HenrikBengtsson commented 5 years ago

Don't know SGE well enough, so I could be wrong, but I think you wanna specify parallel environment "smp" (symmetric multiprocessing) as in -pe smp 2.

https://github.com/BIMSBbioinfo/intro2UnixandSGE/blob/master/sun_grid_engine_for_beginners/how_to_submit_a_job_using_qsub.md

HenrikBengtsson commented 5 years ago

My bad - I somehow missed that you do indeed specify smp - I should go will to sleep now.

wlandau commented 5 years ago

Found the problem in https://github.com/HenrikBengtsson/future.batchtools/issues/26#issuecomment-445371561: my run.R script did not actually set the slots element of resources. This worked for me:

library(future.batchtools)
future::plan(batchtools_sge(template = "sge_batchtools.tmpl"))
future(system2("hostname"), resources = list(slots = 2))

As desired, I saw a short-lived job with 2 slots on the cluster.

nick-youngblut commented 5 years ago

At least with the configuration that I have list above, I get no output from failed jobs. Moreover, it's not clear where the qsub job log file is, given that it's just set as <%= log.file %> in the *.tmpl file. I also haven't found any documentation about how best to troubleshoot failed qsub jobs (eg., AFAK, there's no getLog() for future.batchtools and batchtools::getLog() doesn't work with future.batchtools jobs).

Is there a good way to troubleshoot failed jobs? Preferably, I would like a function to print the stderr/stdout from each job and the qacct -j JOBID info.
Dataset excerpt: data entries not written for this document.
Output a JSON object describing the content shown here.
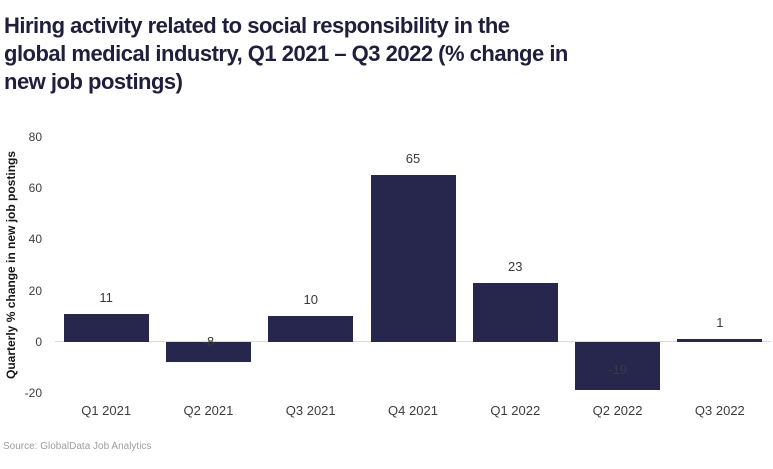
{
  "chart_data": {
    "type": "bar",
    "title": "Hiring activity related to social responsibility in the global medical industry, Q1 2021 – Q3 2022 (% change in new job postings)",
    "title_lines": [
      "Hiring activity related to social responsibility in the",
      "global medical industry, Q1 2021 – Q3 2022 (% change in",
      "new job postings)"
    ],
    "categories": [
      "Q1 2021",
      "Q2 2021",
      "Q3 2021",
      "Q4 2021",
      "Q1 2022",
      "Q2 2022",
      "Q3 2022"
    ],
    "values": [
      11,
      -8,
      10,
      65,
      23,
      -19,
      1
    ],
    "xlabel": "",
    "ylabel": "Quarterly % change in new job postings",
    "ylim": [
      -20,
      80
    ],
    "yticks": [
      80,
      60,
      40,
      20,
      0,
      -20
    ],
    "grid": false,
    "legend": false,
    "source": "Source: GlobalData Job Analytics"
  },
  "colors": {
    "title": "#1f1f3d",
    "bar": "#27264c",
    "zero_line": "#d9d9d9",
    "axis_tick_text": "#3d3d3d",
    "value_label_text": "#3a3a3a",
    "y_axis_title_text": "#161616",
    "source_text": "#9e9e9e",
    "background": "#ffffff"
  }
}
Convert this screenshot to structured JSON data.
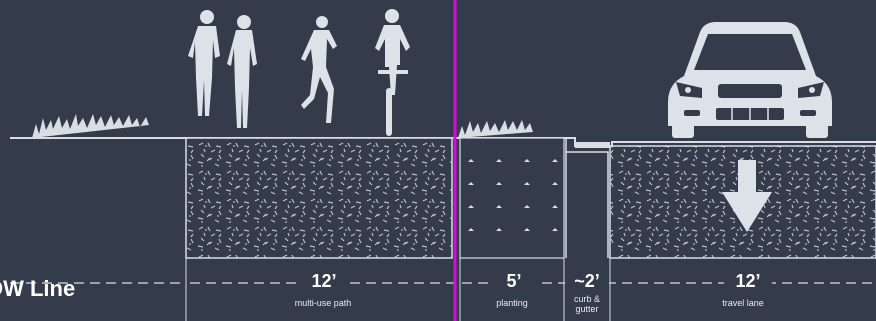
{
  "row_label": "OW Line",
  "segments": [
    {
      "dimension": "12’",
      "label": "multi-use path"
    },
    {
      "dimension": "5’",
      "label": "planting"
    },
    {
      "dimension": "~2’",
      "label": "curb & gutter"
    },
    {
      "dimension": "12’",
      "label": "travel lane"
    }
  ],
  "colors": {
    "background": "#343b4a",
    "ground": "#d9dde4",
    "row_line": "#d40fd4",
    "figures": "#dde1e8"
  },
  "icons": [
    "pedestrian-icon",
    "cyclist-icon",
    "car-icon",
    "down-arrow-icon",
    "grass-icon"
  ]
}
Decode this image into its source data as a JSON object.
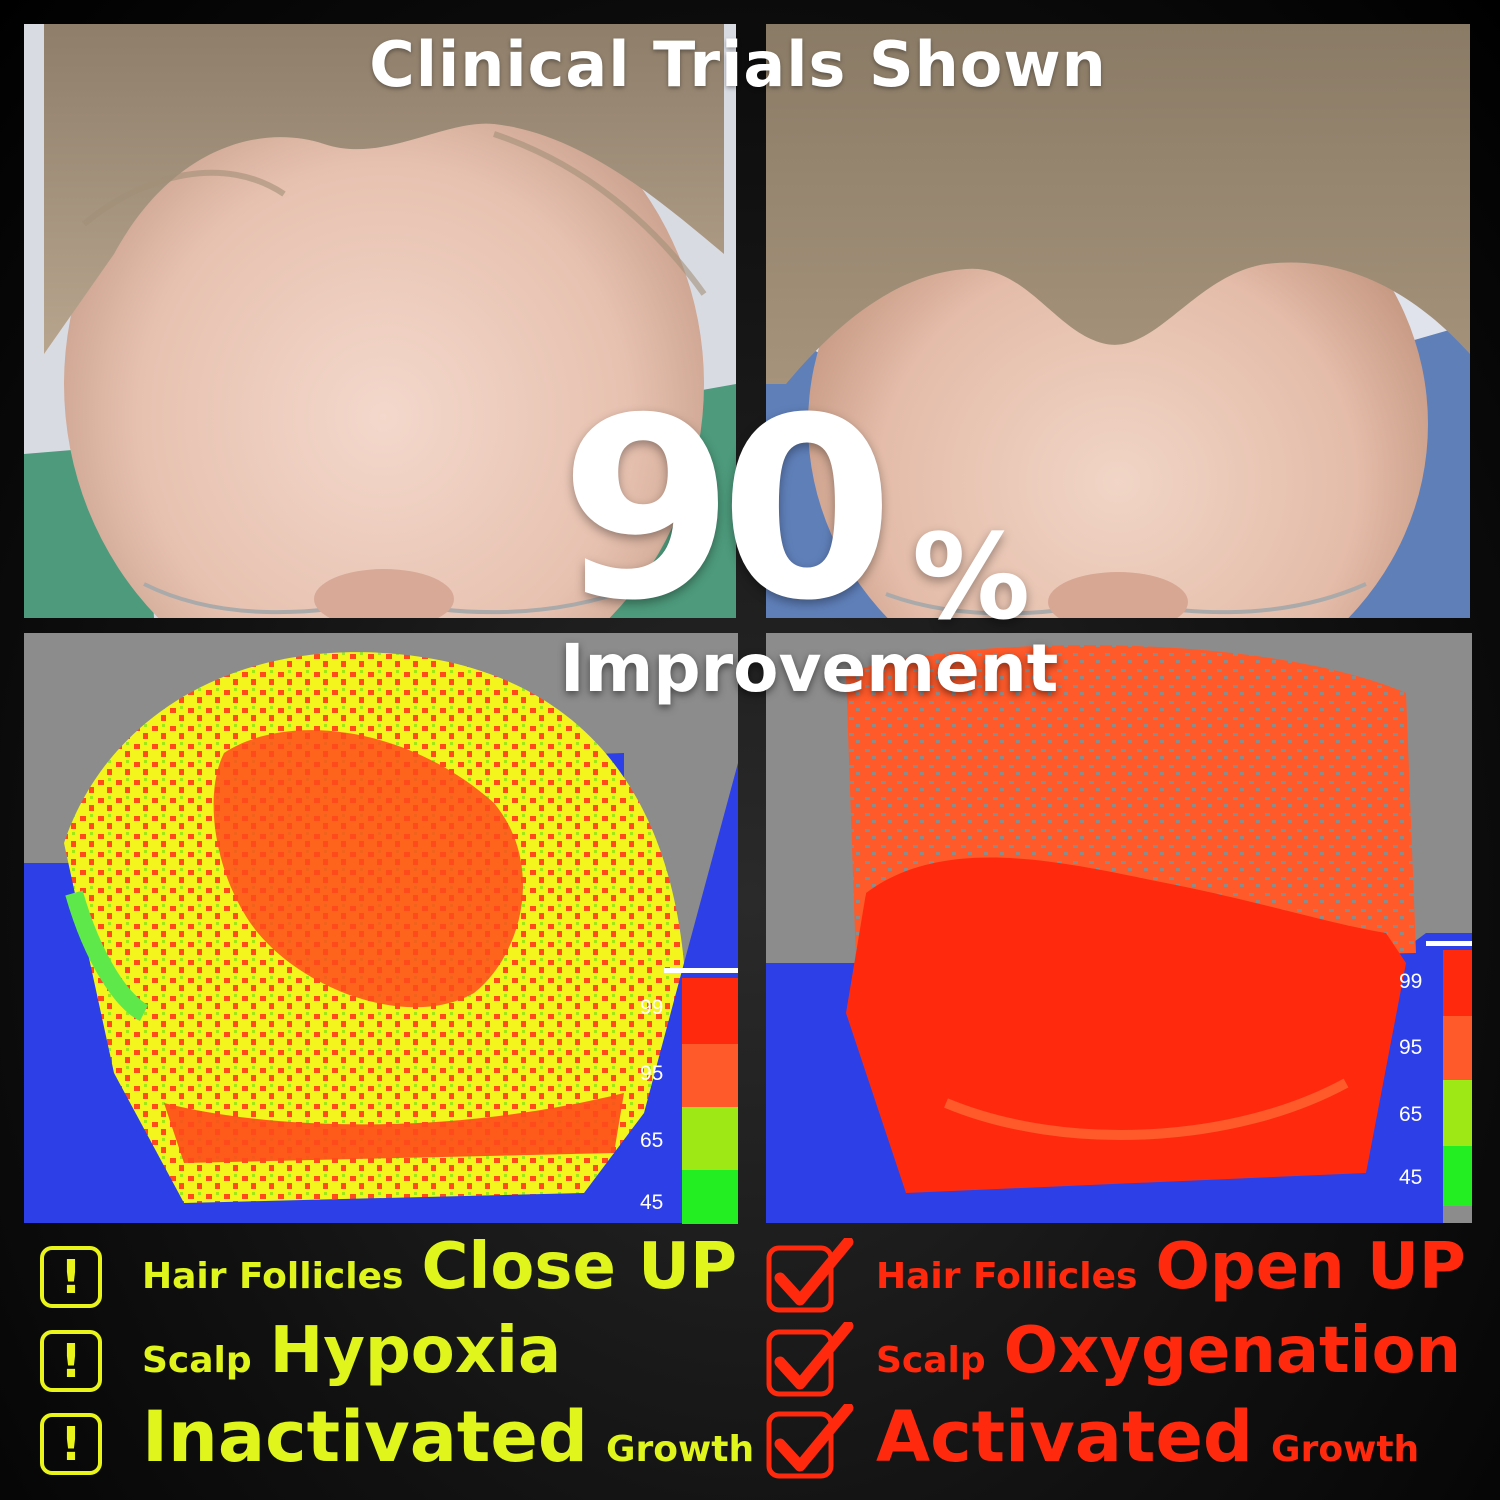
{
  "header": {
    "title": "Clinical Trials Shown"
  },
  "stat": {
    "value": "90",
    "percent_sign": "%",
    "label": "Improvement"
  },
  "scale": {
    "levels": [
      "99",
      "95",
      "65",
      "45"
    ],
    "colors": [
      "#ff2a0e",
      "#ff5a2a",
      "#9ee816",
      "#22ee22"
    ]
  },
  "before": {
    "items": [
      {
        "small": "Hair Follicles",
        "large": "Close UP"
      },
      {
        "small": "Scalp",
        "large": "Hypoxia"
      },
      {
        "large": "Inactivated",
        "small": "Growth"
      }
    ],
    "icon": "exclamation-icon",
    "icon_glyph": "!",
    "color": "#dff51c"
  },
  "after": {
    "items": [
      {
        "small": "Hair Follicles",
        "large": "Open UP"
      },
      {
        "small": "Scalp",
        "large": "Oxygenation"
      },
      {
        "large": "Activated",
        "small": "Growth"
      }
    ],
    "icon": "checkmark-icon",
    "color": "#ff2a0e"
  }
}
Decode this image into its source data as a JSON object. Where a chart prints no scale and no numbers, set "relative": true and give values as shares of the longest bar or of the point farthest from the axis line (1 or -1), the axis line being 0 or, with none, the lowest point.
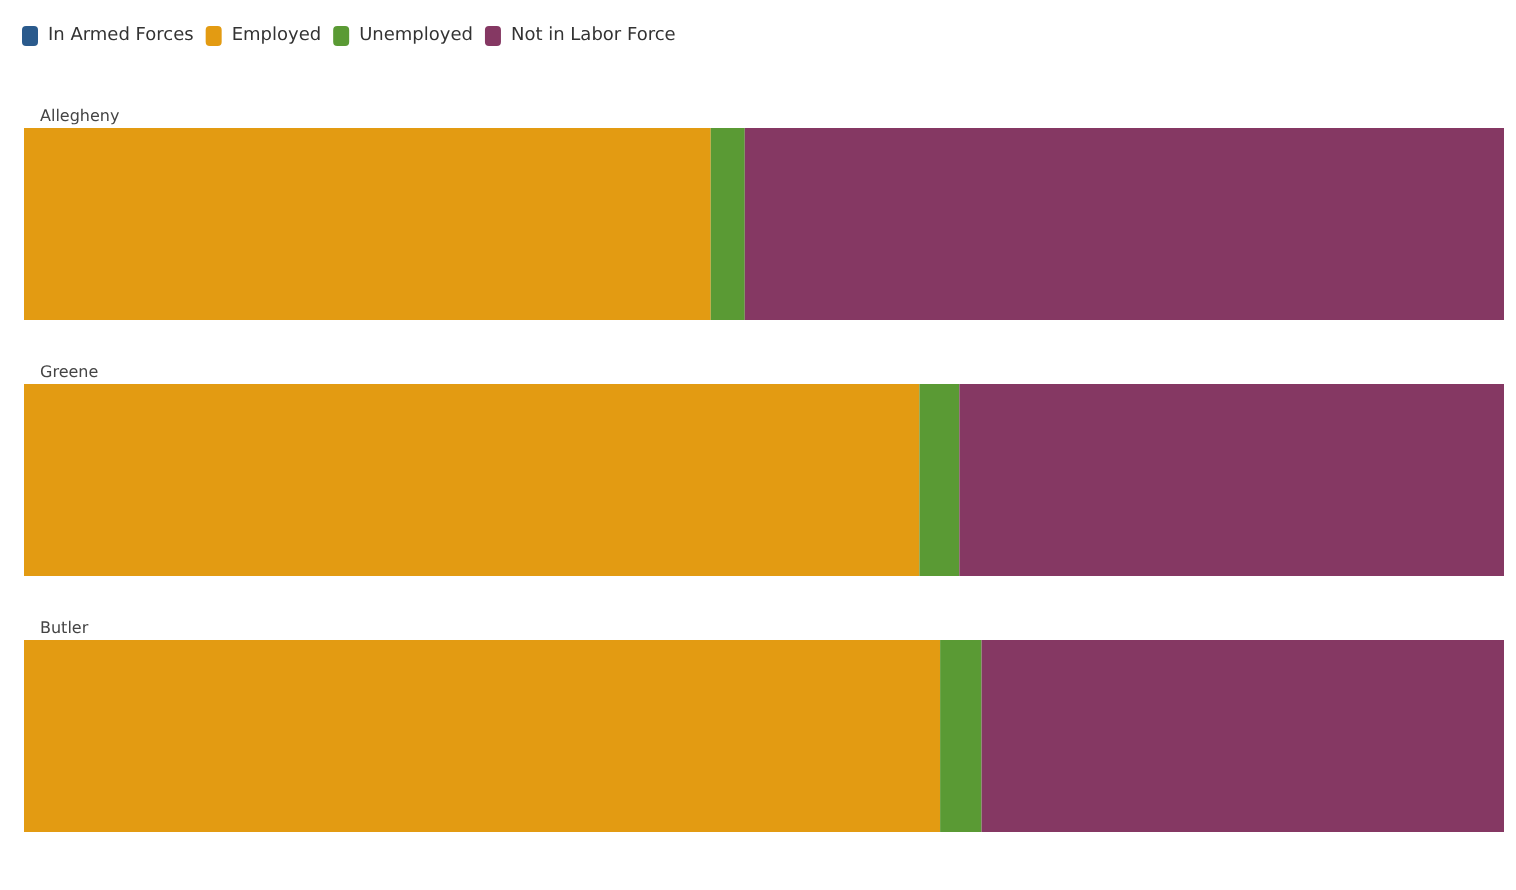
{
  "chart_data": {
    "type": "bar",
    "orientation": "horizontal",
    "stacked": true,
    "relative": true,
    "legend": "top left",
    "categories": [
      "Allegheny",
      "Greene",
      "Butler"
    ],
    "series": [
      {
        "name": "In Armed Forces",
        "color": "#2a5a8c",
        "values": [
          0,
          0,
          0
        ]
      },
      {
        "name": "Employed",
        "color": "#e39b12",
        "values": [
          0.464,
          0.605,
          0.619
        ]
      },
      {
        "name": "Unemployed",
        "color": "#5a9a34",
        "values": [
          0.023,
          0.027,
          0.028
        ]
      },
      {
        "name": "Not in Labor Force",
        "color": "#853863",
        "values": [
          0.513,
          0.368,
          0.353
        ]
      }
    ]
  }
}
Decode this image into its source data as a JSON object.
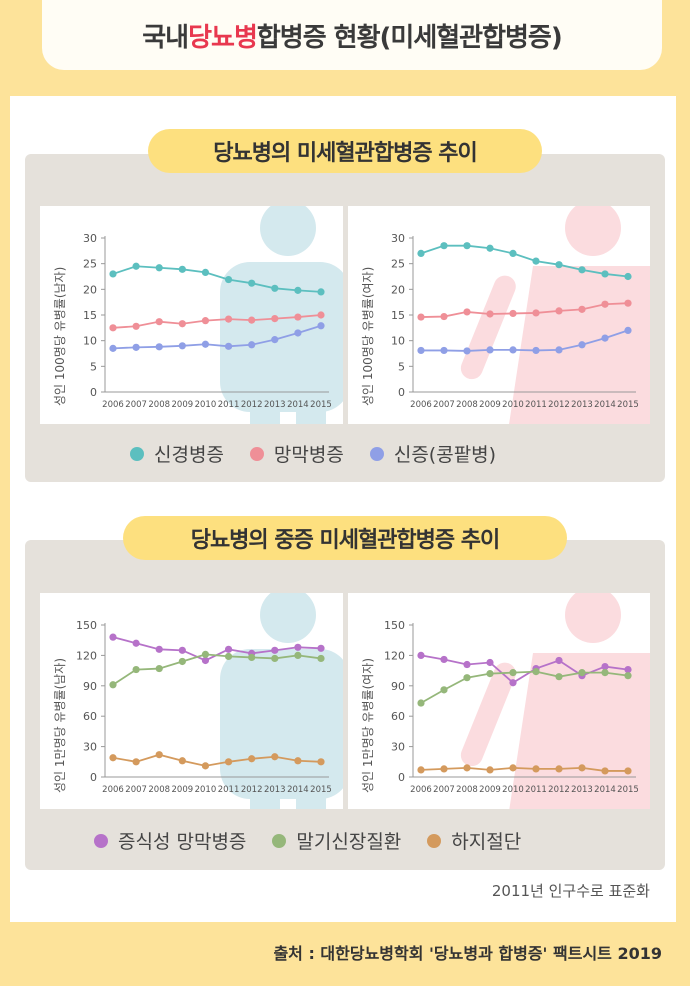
{
  "title": {
    "pre": "국내 ",
    "highlight": "당뇨병",
    "post": " 합병증 현황(미세혈관합병증)"
  },
  "section1": {
    "title": "당뇨병의 미세혈관합병증 추이",
    "legend": [
      {
        "label": "신경병증",
        "color": "#5cbfbf"
      },
      {
        "label": "망막병증",
        "color": "#ef8f97"
      },
      {
        "label": "신증(콩팥병)",
        "color": "#8f9fe6"
      }
    ]
  },
  "section2": {
    "title": "당뇨병의 중증 미세혈관합병증 추이",
    "legend": [
      {
        "label": "증식성 망막병증",
        "color": "#b672c9"
      },
      {
        "label": "말기신장질환",
        "color": "#95b77a"
      },
      {
        "label": "하지절단",
        "color": "#d49a5d"
      }
    ]
  },
  "standardization": "2011년 인구수로 표준화",
  "source": "출처 : 대한당뇨병학회 '당뇨병과 합병증' 팩트시트 2019",
  "chart_data": [
    {
      "type": "line",
      "ylabel": "성인 100명당 유병률(남자)",
      "x": [
        "2006",
        "2007",
        "2008",
        "2009",
        "2010",
        "2011",
        "2012",
        "2013",
        "2014",
        "2015"
      ],
      "ylim": [
        0,
        30
      ],
      "yticks": [
        0,
        5,
        10,
        15,
        20,
        25,
        30
      ],
      "series": [
        {
          "name": "신경병증",
          "color": "#5cbfbf",
          "values": [
            23,
            24.5,
            24.2,
            23.9,
            23.3,
            21.9,
            21.2,
            20.2,
            19.8,
            19.5
          ]
        },
        {
          "name": "망막병증",
          "color": "#ef8f97",
          "values": [
            12.5,
            12.8,
            13.7,
            13.3,
            13.9,
            14.2,
            14.0,
            14.3,
            14.6,
            15.0
          ]
        },
        {
          "name": "신증(콩팥병)",
          "color": "#8f9fe6",
          "values": [
            8.5,
            8.7,
            8.8,
            9.0,
            9.3,
            8.9,
            9.2,
            10.2,
            11.5,
            12.9
          ]
        }
      ]
    },
    {
      "type": "line",
      "ylabel": "성인 100명당 유병률(여자)",
      "x": [
        "2006",
        "2007",
        "2008",
        "2009",
        "2010",
        "2011",
        "2012",
        "2013",
        "2014",
        "2015"
      ],
      "ylim": [
        0,
        30
      ],
      "yticks": [
        0,
        5,
        10,
        15,
        20,
        25,
        30
      ],
      "series": [
        {
          "name": "신경병증",
          "color": "#5cbfbf",
          "values": [
            27,
            28.5,
            28.5,
            28,
            27,
            25.5,
            24.8,
            23.8,
            23.0,
            22.5
          ]
        },
        {
          "name": "망막병증",
          "color": "#ef8f97",
          "values": [
            14.6,
            14.7,
            15.6,
            15.2,
            15.3,
            15.4,
            15.8,
            16.1,
            17.1,
            17.3
          ]
        },
        {
          "name": "신증(콩팥병)",
          "color": "#8f9fe6",
          "values": [
            8.1,
            8.1,
            8.0,
            8.2,
            8.2,
            8.1,
            8.2,
            9.2,
            10.5,
            12.0
          ]
        }
      ]
    },
    {
      "type": "line",
      "ylabel": "성인 1만명당 유병률(남자)",
      "x": [
        "2006",
        "2007",
        "2008",
        "2009",
        "2010",
        "2011",
        "2012",
        "2013",
        "2014",
        "2015"
      ],
      "ylim": [
        0,
        150
      ],
      "yticks": [
        0,
        30,
        60,
        90,
        120,
        150
      ],
      "series": [
        {
          "name": "증식성 망막병증",
          "color": "#b672c9",
          "values": [
            138,
            132,
            126,
            125,
            115,
            126,
            122,
            125,
            128,
            127
          ]
        },
        {
          "name": "말기신장질환",
          "color": "#95b77a",
          "values": [
            91,
            106,
            107,
            114,
            121,
            119,
            118,
            117,
            120,
            117
          ]
        },
        {
          "name": "하지절단",
          "color": "#d49a5d",
          "values": [
            19,
            15,
            22,
            16,
            11,
            15,
            18,
            20,
            16,
            15
          ]
        }
      ]
    },
    {
      "type": "line",
      "ylabel": "성인 1만명당 유병률(여자)",
      "x": [
        "2006",
        "2007",
        "2008",
        "2009",
        "2010",
        "2011",
        "2012",
        "2013",
        "2014",
        "2015"
      ],
      "ylim": [
        0,
        150
      ],
      "yticks": [
        0,
        30,
        60,
        90,
        120,
        150
      ],
      "series": [
        {
          "name": "증식성 망막병증",
          "color": "#b672c9",
          "values": [
            120,
            116,
            111,
            113,
            93,
            107,
            115,
            100,
            109,
            106
          ]
        },
        {
          "name": "말기신장질환",
          "color": "#95b77a",
          "values": [
            73,
            86,
            98,
            102,
            103,
            104,
            99,
            103,
            103,
            100
          ]
        },
        {
          "name": "하지절단",
          "color": "#d49a5d",
          "values": [
            7,
            8,
            9,
            7,
            9,
            8,
            8,
            9,
            6,
            6
          ]
        }
      ]
    }
  ]
}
I really like using future.batchtools + future.apply, but it's always a pain to troubleshoot failed jobs.

nick-youngblut commented 4 years ago

I also haven't found any documentation about how best to troubleshoot failed qsub jobs (eg., AFAK, there's no getLog() for future.batchtools and batchtools::getLog() doesn't work with future.batchtools jobs).

Still a problem.

Also, it's not clear what variables are available in the template. I know of job.name, log.file, and resources, but are there any others? If so, is there documentation on this?

HenrikBengtsson commented 4 years ago

I'd like to redirect this question/ask/request to the batchtools package. I agree that {future.batchtools} might be able to improve it's documentation on this but I want to minimize any type of redundacy here and thereby the risk of falling out of sync with {batchtools}; {batchtools} is in charge on how things work below the future layer.